„Layer Cake – The Versus Project 2“: Grandiose Graffitikunst in Berlin
Das Künstlerduo Layer Cake brach mit dem ehernen Gesetz der Graffiti-Szene – und fand auch noch internationale Mitstreiter! Wir sprachen mit den beiden.
Patrick Hartl, Christian Hundertmark, als ich Ende der 80er Teenager war, hat jeder in meiner Clique Graffiti und Sprayen ausprobiert, es war der heiße Scheiß. Das verebbte dann aber bald zum Taggen mit dem Edding, an Bushalthäuschen und in urbanen Betonwüsten. Wieso wurden Graffiti bei ihnen beiden dann gar zur Kunst?
Patrick Hartl: Graffiti war sozusagen eine Art Initialzündung für meinen weiteren beruflichen Werdegang. Erst dadurch kam ich auf die Idee, auch beruflich eine kreative Karriere einzuschlagen. Durch meine Aufnahme an der Fachoberschule für Gestaltung und meinem späterem Studium an der Fachhochschule für Design kam ich neben meinem jugendlichen Interesse für Graffiti das erste Mal in Berührung mit der Welt von Kunst und Design und war sofort begeistert. Diese Begeisterung hat bis heute nicht nachgelassen.
Christian Hundertmark: Bei mir war es ähnlich wie bei Patrick auch eine Art Initialzündung. Obwohl ich schon immer viel gezeichnet hatte, bekam für mich durch das Eintauchen in die Graffitiszene alles eine gewisse Ernsthaftkeit, da man viel Zeit und Übung investieren musste, um besser zu werden. Der Konkurrenzdruck in der Graffitiszene ist im Vergleich zu anderen Hobbys, die man als Teenager hat, sehr groß. Schlechte Bilder werden gecrosst, man muss sich in die Illegalität begeben, um sich zu behaupten, und es ist ein enormer zeitlicher Aufwand. Da trennt sich die Spreu sehr schnell vom Weizen, sprich, die „Trendsprayer“ hören auch schnell wieder auf, sobald der Weg holprig wird. Um mich weiterzuentwickeln, habe ich sehr viel gezeichnet, wodurch auch schnell klar war, dass mein beruflicher Werdegang wohl in diese Richtung gehen wird.
Das sogenannte Going-over, das Übersprayen eines Graffitis, ist in der Szene eine Kampfansage. In „The Versus Project 2“ machen Sie nun das Going-over zum künstlerischen Prinzip, sogar international.
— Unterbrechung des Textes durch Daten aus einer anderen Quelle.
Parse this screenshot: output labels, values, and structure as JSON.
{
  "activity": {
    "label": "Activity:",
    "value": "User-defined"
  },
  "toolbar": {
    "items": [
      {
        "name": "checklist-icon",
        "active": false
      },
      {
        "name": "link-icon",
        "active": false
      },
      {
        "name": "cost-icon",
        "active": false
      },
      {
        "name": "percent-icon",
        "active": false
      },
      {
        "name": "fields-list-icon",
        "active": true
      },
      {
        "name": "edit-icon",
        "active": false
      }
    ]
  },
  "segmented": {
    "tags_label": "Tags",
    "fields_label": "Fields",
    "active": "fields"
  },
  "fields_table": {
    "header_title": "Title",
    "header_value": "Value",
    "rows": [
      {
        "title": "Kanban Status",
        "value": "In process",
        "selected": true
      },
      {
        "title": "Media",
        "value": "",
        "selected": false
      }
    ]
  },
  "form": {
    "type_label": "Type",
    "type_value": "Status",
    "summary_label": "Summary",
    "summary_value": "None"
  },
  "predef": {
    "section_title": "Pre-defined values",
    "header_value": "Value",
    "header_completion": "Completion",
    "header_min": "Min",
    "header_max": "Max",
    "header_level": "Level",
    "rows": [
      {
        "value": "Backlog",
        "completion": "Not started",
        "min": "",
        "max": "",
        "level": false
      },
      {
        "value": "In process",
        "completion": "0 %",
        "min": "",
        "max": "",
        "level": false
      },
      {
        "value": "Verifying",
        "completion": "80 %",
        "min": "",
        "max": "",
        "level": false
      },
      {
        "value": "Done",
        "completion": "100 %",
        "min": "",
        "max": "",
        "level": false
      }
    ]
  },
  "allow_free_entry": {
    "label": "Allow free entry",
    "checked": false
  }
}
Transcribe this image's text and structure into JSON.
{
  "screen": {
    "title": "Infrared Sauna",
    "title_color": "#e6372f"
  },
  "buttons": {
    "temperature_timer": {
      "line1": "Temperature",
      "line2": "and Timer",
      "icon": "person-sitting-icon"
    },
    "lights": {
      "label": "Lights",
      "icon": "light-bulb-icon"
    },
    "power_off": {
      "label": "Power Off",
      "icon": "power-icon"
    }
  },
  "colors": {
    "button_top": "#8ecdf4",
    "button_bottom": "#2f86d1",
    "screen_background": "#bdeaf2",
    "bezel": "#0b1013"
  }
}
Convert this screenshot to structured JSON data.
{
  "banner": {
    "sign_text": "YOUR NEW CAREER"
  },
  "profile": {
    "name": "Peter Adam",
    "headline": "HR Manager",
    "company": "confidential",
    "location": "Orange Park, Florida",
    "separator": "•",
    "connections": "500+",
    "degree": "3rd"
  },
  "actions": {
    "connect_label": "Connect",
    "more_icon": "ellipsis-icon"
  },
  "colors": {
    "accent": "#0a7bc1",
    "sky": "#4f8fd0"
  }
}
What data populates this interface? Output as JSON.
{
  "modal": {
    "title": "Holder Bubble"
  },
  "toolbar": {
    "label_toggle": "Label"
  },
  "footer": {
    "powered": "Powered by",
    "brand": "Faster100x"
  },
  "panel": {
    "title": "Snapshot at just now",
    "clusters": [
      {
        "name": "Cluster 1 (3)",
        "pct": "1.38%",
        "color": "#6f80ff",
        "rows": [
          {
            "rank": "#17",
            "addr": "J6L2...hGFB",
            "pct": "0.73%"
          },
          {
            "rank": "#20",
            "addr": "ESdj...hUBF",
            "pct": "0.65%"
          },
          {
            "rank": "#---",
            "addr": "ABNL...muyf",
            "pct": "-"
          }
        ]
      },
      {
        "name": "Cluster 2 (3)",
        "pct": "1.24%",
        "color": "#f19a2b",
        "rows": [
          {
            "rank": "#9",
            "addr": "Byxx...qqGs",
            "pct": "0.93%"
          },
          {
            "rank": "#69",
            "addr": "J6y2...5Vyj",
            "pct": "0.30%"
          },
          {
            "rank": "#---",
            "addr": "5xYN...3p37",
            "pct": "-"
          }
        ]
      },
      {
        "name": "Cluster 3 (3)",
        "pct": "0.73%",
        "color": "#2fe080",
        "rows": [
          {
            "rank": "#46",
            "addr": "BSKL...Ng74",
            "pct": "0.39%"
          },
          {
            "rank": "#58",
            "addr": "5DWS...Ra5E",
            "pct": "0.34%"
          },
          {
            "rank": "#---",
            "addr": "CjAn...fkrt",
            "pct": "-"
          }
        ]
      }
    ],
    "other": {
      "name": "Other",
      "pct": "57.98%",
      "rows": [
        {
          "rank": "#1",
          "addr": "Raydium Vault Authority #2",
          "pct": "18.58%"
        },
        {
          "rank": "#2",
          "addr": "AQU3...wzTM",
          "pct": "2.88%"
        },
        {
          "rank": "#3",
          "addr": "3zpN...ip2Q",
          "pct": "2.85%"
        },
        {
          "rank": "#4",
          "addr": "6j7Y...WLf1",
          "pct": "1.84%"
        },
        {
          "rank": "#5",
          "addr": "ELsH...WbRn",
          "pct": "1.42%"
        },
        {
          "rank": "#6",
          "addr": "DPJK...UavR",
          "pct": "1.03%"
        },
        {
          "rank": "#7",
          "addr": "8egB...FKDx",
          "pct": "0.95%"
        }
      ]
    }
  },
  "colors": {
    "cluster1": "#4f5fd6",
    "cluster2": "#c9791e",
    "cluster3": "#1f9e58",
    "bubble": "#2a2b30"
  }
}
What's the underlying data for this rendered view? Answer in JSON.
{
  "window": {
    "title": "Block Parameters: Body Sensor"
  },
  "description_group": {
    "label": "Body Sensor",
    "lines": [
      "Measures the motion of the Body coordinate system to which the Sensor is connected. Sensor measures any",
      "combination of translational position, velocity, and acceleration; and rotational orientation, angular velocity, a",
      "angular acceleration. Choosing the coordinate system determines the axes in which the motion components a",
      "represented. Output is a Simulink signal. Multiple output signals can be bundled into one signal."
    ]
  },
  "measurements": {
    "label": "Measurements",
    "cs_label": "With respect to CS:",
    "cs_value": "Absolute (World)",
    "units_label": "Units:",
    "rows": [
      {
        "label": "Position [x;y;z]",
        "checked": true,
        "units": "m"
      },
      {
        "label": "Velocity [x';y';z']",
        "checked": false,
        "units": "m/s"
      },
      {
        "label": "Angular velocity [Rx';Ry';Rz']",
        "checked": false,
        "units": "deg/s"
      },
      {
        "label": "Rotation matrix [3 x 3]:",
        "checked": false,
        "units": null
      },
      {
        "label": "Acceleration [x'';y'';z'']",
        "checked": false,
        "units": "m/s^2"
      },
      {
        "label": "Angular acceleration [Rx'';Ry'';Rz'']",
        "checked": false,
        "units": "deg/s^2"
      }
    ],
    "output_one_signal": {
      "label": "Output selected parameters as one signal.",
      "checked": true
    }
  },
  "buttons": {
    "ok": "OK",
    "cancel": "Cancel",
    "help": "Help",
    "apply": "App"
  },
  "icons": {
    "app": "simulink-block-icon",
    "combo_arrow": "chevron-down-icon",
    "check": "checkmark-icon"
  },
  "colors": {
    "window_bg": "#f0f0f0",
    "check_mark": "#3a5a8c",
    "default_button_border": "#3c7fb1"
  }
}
Was war die Idee dahinter?
Hartl und Hundertmark: Die Idee war, die Erfahrung, die wir mit unserer gemeinsamen Arbeit als Künstlerduo gemacht hatten, auf unser „Versus Project“ und die Zusammenarbeit mit dem jeweiligen eingeladenen Gastkünstler zu übertragen: sich aus der eigenen Komfortzone zu begeben und durch die ungewöhnliche Art der Zusammenarbeit neue Horizonte zu beschreiten.
Sie haben dazu zwischen sich und internationalen Künstlerinnen und Künstlern Leinwände hin und her wandern lassen, auf das jede und jeder das Werk der Anderen ergänzen, verändern und erweitern sollte. Sind Sie mit dem Ergebnis zufrieden, das ab 10. April bei Urban Nation – Museum for Contemporary Art in Berlin ausgestellt wird?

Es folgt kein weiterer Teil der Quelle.